The court correctly held that the service on Hynie was improper. But the reasoning was incorrect in some of the details. The judge followed the erroneous decision in Baskett v. Autonomous Research LLP (S.D.N.Y. 2018), holding that a private process server is a competent person for purposes of UK law under Article 10(c) of the Convention. This is at odds with the opinion of Senior Master Whittaker, formerly the central authority for England and Wales, which makes it clear that only solicitors, not private process servers, are competent. But the judge reached the right conclusion by pointing out that under English law, the service (in a case subject to the Convention) must be performed under the auspices of the Senior Master, using a method of service she determines, which didn’t happen here.

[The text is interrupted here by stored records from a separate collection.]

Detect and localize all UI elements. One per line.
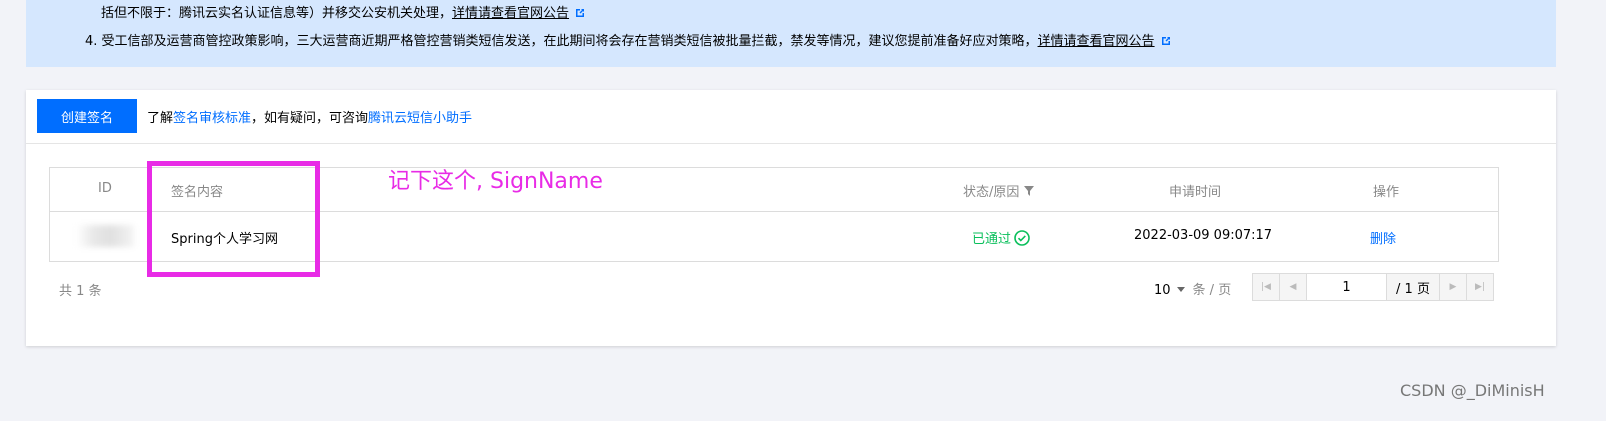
watermark: CSDN @_DiMinisH bbox=[1400, 381, 1545, 400]
header-time: 申请时间 bbox=[1169, 185, 1222, 200]
first-page-icon[interactable]: |◀ bbox=[1253, 274, 1280, 300]
header-id: ID bbox=[98, 181, 112, 196]
last-page-icon[interactable]: ▶| bbox=[1467, 274, 1493, 300]
row-status: 已通过 bbox=[972, 228, 1030, 247]
toolbar-hint: 了解签名审核标准，如有疑问，可咨询腾讯云短信小助手 bbox=[147, 111, 473, 126]
create-signature-button[interactable]: 创建签名 bbox=[37, 99, 137, 133]
sms-assistant-link[interactable]: 腾讯云短信小助手 bbox=[368, 111, 472, 126]
pagination: |◀ ◀ / 1 页 ▶ ▶| bbox=[1252, 273, 1494, 301]
delete-link[interactable]: 删除 bbox=[1370, 228, 1396, 247]
annotation-text: 记下这个, SignName bbox=[388, 169, 603, 194]
total-count: 共 1 条 bbox=[59, 284, 102, 299]
page-size-select[interactable]: 10 条 / 页 bbox=[1154, 279, 1231, 298]
chevron-down-icon bbox=[1176, 287, 1185, 292]
prev-page-icon[interactable]: ◀ bbox=[1280, 274, 1307, 300]
notice-link-2[interactable]: 详情请查看官网公告 bbox=[1038, 34, 1155, 49]
filter-icon[interactable] bbox=[1024, 186, 1035, 196]
external-link-icon[interactable] bbox=[1161, 36, 1171, 46]
highlight-box bbox=[147, 161, 320, 277]
row-time: 2022-03-09 09:07:17 bbox=[1134, 228, 1273, 243]
notice-banner: 括但不限于：腾讯云实名认证信息等）并移交公安机关处理，详情请查看官网公告 4. … bbox=[26, 0, 1556, 67]
next-page-icon[interactable]: ▶ bbox=[1440, 274, 1467, 300]
header-status[interactable]: 状态/原因 bbox=[963, 181, 1035, 200]
panel-divider bbox=[26, 143, 1556, 144]
review-standard-link[interactable]: 签名审核标准 bbox=[173, 111, 251, 126]
check-circle-icon bbox=[1014, 230, 1030, 246]
notice-line-1: 括但不限于：腾讯云实名认证信息等）并移交公安机关处理，详情请查看官网公告 bbox=[101, 2, 585, 21]
external-link-icon[interactable] bbox=[575, 8, 585, 18]
blurred-id bbox=[76, 225, 134, 247]
page-input[interactable] bbox=[1307, 274, 1387, 300]
notice-link-1[interactable]: 详情请查看官网公告 bbox=[452, 6, 569, 21]
header-action: 操作 bbox=[1373, 185, 1400, 200]
total-pages: / 1 页 bbox=[1387, 274, 1440, 300]
notice-line-2: 4. 受工信部及运营商管控政策影响，三大运营商近期严格管控营销类短信发送，在此期… bbox=[85, 30, 1171, 49]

The issue of service on Mr. Brown Jr. was more complicated, because he was a minor at the time. Service abroad on a minor is governed by FRCP 4(g), not FRCP 4(f). This raises an interesting problem. FRCP 4(g) permits service abroad on minors under Rule 4(f)(2)(A) (service as prescribed by the foreign country’s law), (f)(2)(B) (service as the foreign state directs in response to a letter rogatory), or (f)(3) (service by alternate means), but it does not permit service abroad on minors under Rule 4(f)(1) (service authorized by the Convention). But that problem doesn’t arise here: the service on the minor failed for the same reason the service on the wife failed: it was improper under English law.